A series of 3,4,5-Trimethoxycinnamic acid derivatives was prepared and evaluated for antinarcotic effects on morphine dependence in mice and binding affinities on serotonergic receptors. The key synthetic strategies involve generation of ketones 6-7, esters 9-12 through condensation reaction, and amides 13-19 via coupling reaction using 1-hydroxybenzotriazole/ethyl(dimethylaminopropryl)carbodiimide system in high yield. We found that the naloxone-induced morphine withdrawal syndrome was significantly suppressed by new synthetic 3,4,5-Trimethoxycinnamic acid derivatives (20 mg/kg/day). Most of 3,4,5-Trimethoxycinnamic acid derivatives were found to have high affinity to 5-HT(1A) receptor. The naloxone-induced morphine withdrawal syndrome was attenuated by (+)8-OH-DPAT (0.1 mg/kg/day, i.p.), a 5-HT(1A) receptor agonist. In cortical neuronal cells, (+)8-OH-DPAT (1 muM) produced an elevation of the pERK 1/2 expression, and the elevated pERK levels were inhibited by WAY 100635, a 5-HT(1A) receptor-specific antagonist. Interestingly, the pERK levels were increased by the 3,4,5-Trimethoxycinnamic acid derivatives and the derivatives-mediated changes in pERK levels were blocked by the WAY 100635. These results suggested that new synthetic 3,4,5-Trimethoxycinnamic acid derivatives have a potential antinarcotic effect through acting as a 5-HT(1A) receptor agonist in mice.

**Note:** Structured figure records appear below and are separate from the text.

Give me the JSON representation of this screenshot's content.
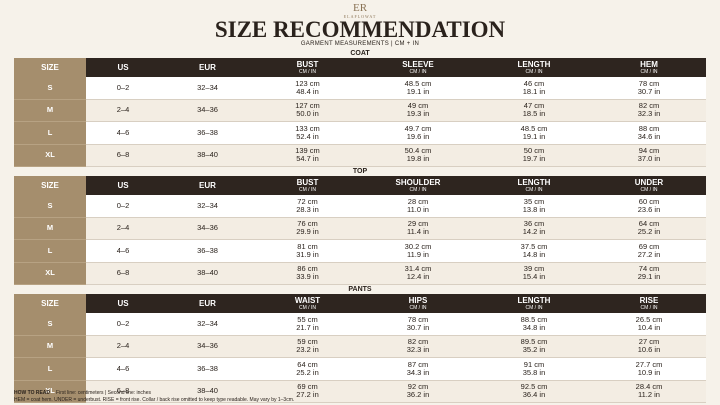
{
  "logo": {
    "mark": "ER",
    "name": "ELAFLOWAT"
  },
  "header": {
    "title": "SIZE RECOMMENDATION",
    "subtitle": "GARMENT MEASUREMENTS | CM + IN"
  },
  "unit_label": "CM / IN",
  "base_headers": [
    "SIZE",
    "US",
    "EUR"
  ],
  "sections": [
    {
      "name": "COAT",
      "columns": [
        "BUST",
        "SLEEVE",
        "LENGTH",
        "HEM"
      ],
      "rows": [
        {
          "size": "S",
          "us": "0–2",
          "eur": "32–34",
          "cells": [
            [
              "123 cm",
              "48.4 in"
            ],
            [
              "48.5 cm",
              "19.1 in"
            ],
            [
              "46 cm",
              "18.1 in"
            ],
            [
              "78 cm",
              "30.7 in"
            ]
          ]
        },
        {
          "size": "M",
          "us": "2–4",
          "eur": "34–36",
          "cells": [
            [
              "127 cm",
              "50.0 in"
            ],
            [
              "49 cm",
              "19.3 in"
            ],
            [
              "47 cm",
              "18.5 in"
            ],
            [
              "82 cm",
              "32.3 in"
            ]
          ]
        },
        {
          "size": "L",
          "us": "4–6",
          "eur": "36–38",
          "cells": [
            [
              "133 cm",
              "52.4 in"
            ],
            [
              "49.7 cm",
              "19.6 in"
            ],
            [
              "48.5 cm",
              "19.1 in"
            ],
            [
              "88 cm",
              "34.6 in"
            ]
          ]
        },
        {
          "size": "XL",
          "us": "6–8",
          "eur": "38–40",
          "cells": [
            [
              "139 cm",
              "54.7 in"
            ],
            [
              "50.4 cm",
              "19.8 in"
            ],
            [
              "50 cm",
              "19.7 in"
            ],
            [
              "94 cm",
              "37.0 in"
            ]
          ]
        }
      ]
    },
    {
      "name": "TOP",
      "columns": [
        "BUST",
        "SHOULDER",
        "LENGTH",
        "UNDER"
      ],
      "rows": [
        {
          "size": "S",
          "us": "0–2",
          "eur": "32–34",
          "cells": [
            [
              "72 cm",
              "28.3 in"
            ],
            [
              "28 cm",
              "11.0 in"
            ],
            [
              "35 cm",
              "13.8 in"
            ],
            [
              "60 cm",
              "23.6 in"
            ]
          ]
        },
        {
          "size": "M",
          "us": "2–4",
          "eur": "34–36",
          "cells": [
            [
              "76 cm",
              "29.9 in"
            ],
            [
              "29 cm",
              "11.4 in"
            ],
            [
              "36 cm",
              "14.2 in"
            ],
            [
              "64 cm",
              "25.2 in"
            ]
          ]
        },
        {
          "size": "L",
          "us": "4–6",
          "eur": "36–38",
          "cells": [
            [
              "81 cm",
              "31.9 in"
            ],
            [
              "30.2 cm",
              "11.9 in"
            ],
            [
              "37.5 cm",
              "14.8 in"
            ],
            [
              "69 cm",
              "27.2 in"
            ]
          ]
        },
        {
          "size": "XL",
          "us": "6–8",
          "eur": "38–40",
          "cells": [
            [
              "86 cm",
              "33.9 in"
            ],
            [
              "31.4 cm",
              "12.4 in"
            ],
            [
              "39 cm",
              "15.4 in"
            ],
            [
              "74 cm",
              "29.1 in"
            ]
          ]
        }
      ]
    },
    {
      "name": "PANTS",
      "columns": [
        "WAIST",
        "HIPS",
        "LENGTH",
        "RISE"
      ],
      "rows": [
        {
          "size": "S",
          "us": "0–2",
          "eur": "32–34",
          "cells": [
            [
              "55 cm",
              "21.7 in"
            ],
            [
              "78 cm",
              "30.7 in"
            ],
            [
              "88.5 cm",
              "34.8 in"
            ],
            [
              "26.5 cm",
              "10.4 in"
            ]
          ]
        },
        {
          "size": "M",
          "us": "2–4",
          "eur": "34–36",
          "cells": [
            [
              "59 cm",
              "23.2 in"
            ],
            [
              "82 cm",
              "32.3 in"
            ],
            [
              "89.5 cm",
              "35.2 in"
            ],
            [
              "27 cm",
              "10.6 in"
            ]
          ]
        },
        {
          "size": "L",
          "us": "4–6",
          "eur": "36–38",
          "cells": [
            [
              "64 cm",
              "25.2 in"
            ],
            [
              "87 cm",
              "34.3 in"
            ],
            [
              "91 cm",
              "35.8 in"
            ],
            [
              "27.7 cm",
              "10.9 in"
            ]
          ]
        },
        {
          "size": "XL",
          "us": "6–8",
          "eur": "38–40",
          "cells": [
            [
              "69 cm",
              "27.2 in"
            ],
            [
              "92 cm",
              "36.2 in"
            ],
            [
              "92.5 cm",
              "36.4 in"
            ],
            [
              "28.4 cm",
              "11.2 in"
            ]
          ]
        }
      ]
    }
  ],
  "footer": {
    "label": "HOW TO READ",
    "line1": "First line: centimeters  |  Second line: inches",
    "line2": "HEM = coat hem. UNDER = underbust. RISE = front rise. Collar / back rise omitted to keep type readable. May vary by 1–3cm."
  }
}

3,4,5-Trimethoxycinnamic acid (TMCA), one of the constituents of Polygalae Radix enhances pentobarbital-induced sleeping behaviors via GABAAergic systems in mice.[Pubmed:23852644]
Arch Pharm Res. 2013 Oct;36(10):1244-51.
These experiments were performed to investigate whether 3,4,5-Trimethoxycinnamic acid (TMCA), one of the constituents derived from Polygalae Radix, enhances pentobarbital-induced sleeping behaviors, and to alter sleep architecture through the gamma-aminobutyric acid (GABA)ergic systems in mice. TMCA decreased the locomotor activity. TMCA prolonged total sleep time, and reduced sleep latency induced by pentobarbital, similar to muscimol, a GABAA agonist. From the electrocencephalogram recording for 6 h after TMCA administration, the number of sleep/wake cycles were reduced by TMCA. TMCA also increased the total sleep time and non-rapid eye movement (NREM) sleep. In addition, TMCA increased Cl(-) influx in primary cultured cerebellar granule cells of mice. TMCA increased the activation of glutamic acid decarboxylase (GAD) and the expressions of gamma-subunit of GABAA receptors in the cerebellar granule cells. However, alpha- and beta-subunits proteins of GABAA receptors were not increased. Therefore, TMCA would increase pentobarbital induced-sleep and NREM sleep in mice. These results indicate that TMCA may enhance sleep and alter sleep architecture through GABAAergic systyems.
Anti-stress effects of 3,4,5-trimethoxycinnamic acid, an active constituent of roots of Polygala tenuifolia (Onji).[Pubmed:15305046]
Biol Pharm Bull. 2004 Aug;27(8):1317-9.
3,4,5-Trimethoxycinnamic acid (TMCA) is one of the constituents in Onji (roots of Polygala tenuifolia WILLD), an herbal medicine used for sedative in Japanese traditional Kampo medicine. Our previous study revealed that oral administration of this compound prolongs sleeping time induced by hexobarbital in mice to exhibit sedative action. In the present study, we investigate the effects of TMCA on the stress induced with repeated cold exposure or intracerebroventricular injection of corticotrophin-releasing hormone (CRH). Both types of stress significantly reduced the sleeping time induced with pentobarbital in rat, which was significantly prolonged by intraperitoneal injection of TMCA. The intracerebroventricular injection of CRH significantly augmented the content of norepinephrine (NE) in locus coeruleus (LC) of rats, which was significantly suppressed by the intracerebroventricular injection of TMCA. These findings suggest that TMCA would exhibit sedative effects by suppressing NE content in LC.